Launch note

Changes are coming about not just on the writing front, but also in the way some of the books get launched. Earlier, of course, there was nothing called a formal book release. It just about hit the stands. Then, came along that era when it became a huge tamasha, as this or that minister or bureaucrat would be hauled or called to be there on the dais and a fairytale reading took off. Those who could afford five-star settings indulged in that, with the choicest cuisine, cheese and wines flowing… big names and bigger designations trying to outdo each other.

But of late, one sees a slight shift. Though there exist those starry releases, there is a noticeable diversion, as several authors and with that publishers are taking pains to go towards the realistic path: inviting a commoner, a non-descript, middle-class person to release a book.

And it really makes sense. Not just lessening of those frightful security drills (as paranoid sit the VVIPS of this land), it also lessens the undue importance we have heaped on these characters fitted in the VVIP slots. Why not give importance to those from ‘real’ India, to those amongst us who’d have the time and inclination to read the book and also would be able to relate to it, to connect, to bond, to grasp what you are trying to relay… In fact, this year, I have attended at least four such book releases where there was little importance given to big names sitting atop those high-powered designations, and it’s the so-called ‘ordinary’ personalities who were invited to release the volumes and render a short speech or two…

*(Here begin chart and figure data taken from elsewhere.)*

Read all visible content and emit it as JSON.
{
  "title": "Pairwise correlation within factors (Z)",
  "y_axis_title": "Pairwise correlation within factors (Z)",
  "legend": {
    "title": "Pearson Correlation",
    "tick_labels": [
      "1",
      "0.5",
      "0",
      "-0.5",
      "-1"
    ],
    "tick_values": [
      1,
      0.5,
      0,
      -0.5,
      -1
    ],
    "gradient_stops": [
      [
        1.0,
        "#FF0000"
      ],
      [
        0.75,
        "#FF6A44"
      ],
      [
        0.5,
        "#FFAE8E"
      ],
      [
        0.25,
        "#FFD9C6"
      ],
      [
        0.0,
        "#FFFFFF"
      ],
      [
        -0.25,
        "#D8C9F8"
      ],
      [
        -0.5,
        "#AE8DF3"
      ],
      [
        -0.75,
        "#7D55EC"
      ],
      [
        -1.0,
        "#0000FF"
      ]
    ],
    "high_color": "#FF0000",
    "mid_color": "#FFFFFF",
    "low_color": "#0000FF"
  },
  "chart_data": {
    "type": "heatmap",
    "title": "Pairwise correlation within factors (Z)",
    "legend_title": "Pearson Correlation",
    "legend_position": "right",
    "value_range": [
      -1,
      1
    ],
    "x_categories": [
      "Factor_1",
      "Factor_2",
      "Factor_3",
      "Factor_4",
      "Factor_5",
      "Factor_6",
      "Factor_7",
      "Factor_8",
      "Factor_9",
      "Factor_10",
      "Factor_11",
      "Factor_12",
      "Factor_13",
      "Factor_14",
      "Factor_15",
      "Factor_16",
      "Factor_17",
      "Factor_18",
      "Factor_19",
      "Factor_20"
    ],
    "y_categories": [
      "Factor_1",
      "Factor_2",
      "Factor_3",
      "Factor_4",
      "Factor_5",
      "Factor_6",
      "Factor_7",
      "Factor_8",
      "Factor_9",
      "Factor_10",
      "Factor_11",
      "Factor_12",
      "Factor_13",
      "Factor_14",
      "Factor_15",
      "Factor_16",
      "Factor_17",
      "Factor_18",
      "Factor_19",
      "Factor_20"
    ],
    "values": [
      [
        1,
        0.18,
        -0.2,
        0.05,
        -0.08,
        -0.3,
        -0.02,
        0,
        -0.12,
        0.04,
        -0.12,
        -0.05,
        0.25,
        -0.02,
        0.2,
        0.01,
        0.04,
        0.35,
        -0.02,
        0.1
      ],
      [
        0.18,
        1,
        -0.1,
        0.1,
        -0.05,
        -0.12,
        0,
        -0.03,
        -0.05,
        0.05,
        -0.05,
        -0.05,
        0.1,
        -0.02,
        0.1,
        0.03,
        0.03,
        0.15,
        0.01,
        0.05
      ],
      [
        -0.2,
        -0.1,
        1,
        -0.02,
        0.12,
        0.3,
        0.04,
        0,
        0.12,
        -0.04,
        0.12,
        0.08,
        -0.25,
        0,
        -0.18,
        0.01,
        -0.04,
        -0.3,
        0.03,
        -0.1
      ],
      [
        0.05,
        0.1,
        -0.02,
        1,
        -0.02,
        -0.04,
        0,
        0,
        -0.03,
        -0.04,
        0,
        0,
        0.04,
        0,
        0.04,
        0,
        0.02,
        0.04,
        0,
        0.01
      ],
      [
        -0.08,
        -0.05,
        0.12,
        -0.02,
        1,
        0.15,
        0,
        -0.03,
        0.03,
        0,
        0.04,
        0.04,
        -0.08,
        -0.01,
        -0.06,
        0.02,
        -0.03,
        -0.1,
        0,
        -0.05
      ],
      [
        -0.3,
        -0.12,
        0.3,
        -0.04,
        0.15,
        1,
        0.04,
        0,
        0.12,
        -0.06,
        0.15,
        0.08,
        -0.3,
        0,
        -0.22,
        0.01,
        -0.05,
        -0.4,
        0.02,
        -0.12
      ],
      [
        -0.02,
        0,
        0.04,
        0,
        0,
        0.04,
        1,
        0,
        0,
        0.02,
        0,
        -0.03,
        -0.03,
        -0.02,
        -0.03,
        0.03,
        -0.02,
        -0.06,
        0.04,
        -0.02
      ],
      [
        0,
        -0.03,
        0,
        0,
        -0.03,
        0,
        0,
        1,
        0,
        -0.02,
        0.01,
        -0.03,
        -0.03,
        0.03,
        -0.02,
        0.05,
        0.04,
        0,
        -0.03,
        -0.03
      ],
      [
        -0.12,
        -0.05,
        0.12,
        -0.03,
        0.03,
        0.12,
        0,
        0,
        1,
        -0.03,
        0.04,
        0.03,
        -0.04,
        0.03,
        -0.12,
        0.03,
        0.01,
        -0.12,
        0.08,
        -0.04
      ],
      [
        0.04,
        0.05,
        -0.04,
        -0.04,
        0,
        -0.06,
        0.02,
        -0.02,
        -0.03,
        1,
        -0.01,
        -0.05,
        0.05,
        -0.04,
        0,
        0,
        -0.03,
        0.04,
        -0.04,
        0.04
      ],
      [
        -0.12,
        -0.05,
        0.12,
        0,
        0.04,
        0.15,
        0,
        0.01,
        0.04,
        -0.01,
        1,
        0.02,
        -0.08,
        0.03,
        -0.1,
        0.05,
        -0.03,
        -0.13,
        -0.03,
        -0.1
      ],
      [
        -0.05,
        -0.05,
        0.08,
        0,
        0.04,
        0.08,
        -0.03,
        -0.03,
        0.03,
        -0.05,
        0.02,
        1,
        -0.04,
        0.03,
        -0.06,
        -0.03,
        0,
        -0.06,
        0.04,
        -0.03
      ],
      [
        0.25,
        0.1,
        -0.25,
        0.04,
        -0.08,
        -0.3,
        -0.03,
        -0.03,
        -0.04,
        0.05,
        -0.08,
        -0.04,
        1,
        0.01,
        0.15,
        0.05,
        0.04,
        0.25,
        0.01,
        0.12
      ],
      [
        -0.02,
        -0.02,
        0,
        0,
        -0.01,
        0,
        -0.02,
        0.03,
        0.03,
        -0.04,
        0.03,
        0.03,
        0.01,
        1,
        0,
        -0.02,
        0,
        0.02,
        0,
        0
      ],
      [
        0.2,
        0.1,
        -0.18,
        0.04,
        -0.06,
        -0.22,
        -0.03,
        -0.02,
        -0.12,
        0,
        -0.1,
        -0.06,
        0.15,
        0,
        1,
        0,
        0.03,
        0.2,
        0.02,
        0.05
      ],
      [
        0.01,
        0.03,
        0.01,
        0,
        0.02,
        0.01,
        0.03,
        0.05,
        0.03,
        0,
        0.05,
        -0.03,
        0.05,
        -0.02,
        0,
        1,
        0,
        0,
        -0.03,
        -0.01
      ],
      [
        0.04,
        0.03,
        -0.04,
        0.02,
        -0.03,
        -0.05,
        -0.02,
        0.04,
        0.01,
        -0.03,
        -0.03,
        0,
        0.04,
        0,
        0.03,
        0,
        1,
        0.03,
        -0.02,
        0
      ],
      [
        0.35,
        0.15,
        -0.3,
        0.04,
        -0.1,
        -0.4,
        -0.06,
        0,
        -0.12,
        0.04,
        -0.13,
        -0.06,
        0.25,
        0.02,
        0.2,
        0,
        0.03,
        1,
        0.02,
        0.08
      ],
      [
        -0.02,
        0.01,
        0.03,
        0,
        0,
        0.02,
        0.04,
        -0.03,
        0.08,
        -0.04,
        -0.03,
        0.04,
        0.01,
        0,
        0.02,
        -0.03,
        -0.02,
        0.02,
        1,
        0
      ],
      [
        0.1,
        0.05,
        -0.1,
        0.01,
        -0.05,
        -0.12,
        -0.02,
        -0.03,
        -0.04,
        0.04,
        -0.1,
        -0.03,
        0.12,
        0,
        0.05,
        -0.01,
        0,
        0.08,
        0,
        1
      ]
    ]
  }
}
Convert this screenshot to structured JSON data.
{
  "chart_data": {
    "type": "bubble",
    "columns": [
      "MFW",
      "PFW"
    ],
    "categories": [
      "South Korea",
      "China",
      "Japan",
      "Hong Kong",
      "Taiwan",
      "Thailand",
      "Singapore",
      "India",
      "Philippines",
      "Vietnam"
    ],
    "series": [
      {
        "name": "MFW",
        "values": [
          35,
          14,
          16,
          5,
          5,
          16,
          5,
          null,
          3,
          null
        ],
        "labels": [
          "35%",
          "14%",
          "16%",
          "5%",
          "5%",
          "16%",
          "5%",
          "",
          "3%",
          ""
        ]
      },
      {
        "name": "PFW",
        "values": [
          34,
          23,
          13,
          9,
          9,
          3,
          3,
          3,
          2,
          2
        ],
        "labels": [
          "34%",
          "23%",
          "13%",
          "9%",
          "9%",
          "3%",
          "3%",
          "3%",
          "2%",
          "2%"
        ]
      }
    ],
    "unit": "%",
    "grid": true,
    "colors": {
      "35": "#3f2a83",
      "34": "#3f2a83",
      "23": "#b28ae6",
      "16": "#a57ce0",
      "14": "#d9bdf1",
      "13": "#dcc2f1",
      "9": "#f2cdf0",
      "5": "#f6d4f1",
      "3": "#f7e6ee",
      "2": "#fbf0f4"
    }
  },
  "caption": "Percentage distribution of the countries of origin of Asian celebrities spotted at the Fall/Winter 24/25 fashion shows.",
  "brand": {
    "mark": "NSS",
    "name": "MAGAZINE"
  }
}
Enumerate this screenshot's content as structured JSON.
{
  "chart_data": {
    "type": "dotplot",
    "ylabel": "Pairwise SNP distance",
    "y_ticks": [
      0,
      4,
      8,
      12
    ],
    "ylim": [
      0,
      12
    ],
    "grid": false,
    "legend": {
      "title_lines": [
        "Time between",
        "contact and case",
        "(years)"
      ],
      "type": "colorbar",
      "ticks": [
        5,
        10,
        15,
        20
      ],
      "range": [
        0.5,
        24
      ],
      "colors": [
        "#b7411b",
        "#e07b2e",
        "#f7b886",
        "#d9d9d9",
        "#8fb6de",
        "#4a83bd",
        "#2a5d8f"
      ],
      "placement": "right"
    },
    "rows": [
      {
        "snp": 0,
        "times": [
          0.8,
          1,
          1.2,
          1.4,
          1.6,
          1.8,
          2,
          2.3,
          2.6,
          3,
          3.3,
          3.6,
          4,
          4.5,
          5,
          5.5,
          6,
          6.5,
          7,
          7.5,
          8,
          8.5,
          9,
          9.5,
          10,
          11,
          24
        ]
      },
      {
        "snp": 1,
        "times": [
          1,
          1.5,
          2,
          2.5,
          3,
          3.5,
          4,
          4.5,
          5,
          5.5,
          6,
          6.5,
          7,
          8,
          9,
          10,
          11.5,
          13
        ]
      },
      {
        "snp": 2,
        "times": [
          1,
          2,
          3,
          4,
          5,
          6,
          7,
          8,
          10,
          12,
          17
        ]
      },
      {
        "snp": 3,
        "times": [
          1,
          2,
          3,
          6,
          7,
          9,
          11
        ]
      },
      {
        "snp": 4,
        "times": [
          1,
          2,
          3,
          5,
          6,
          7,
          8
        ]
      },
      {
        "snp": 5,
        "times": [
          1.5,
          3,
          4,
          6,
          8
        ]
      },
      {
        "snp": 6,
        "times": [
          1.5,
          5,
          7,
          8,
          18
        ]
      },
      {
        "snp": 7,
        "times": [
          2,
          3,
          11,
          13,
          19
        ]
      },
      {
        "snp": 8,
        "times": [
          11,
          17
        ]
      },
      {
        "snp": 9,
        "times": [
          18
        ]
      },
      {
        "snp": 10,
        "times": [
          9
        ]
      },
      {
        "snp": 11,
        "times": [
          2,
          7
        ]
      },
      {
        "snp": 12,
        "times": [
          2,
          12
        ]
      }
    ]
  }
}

But, then, there is another reality too. Have you ever paused to think what happens to authors and struggling writers who are based in small locales or in those pockets where ‘real’ India lives and somehow survives. How do they go publishing and releasing their volumes? How do they reach out to us in the metros? How do they survive? It’s another of those realities of the day which needs introspection and a way out… for let not the struggling writer die, unheard and unpublished.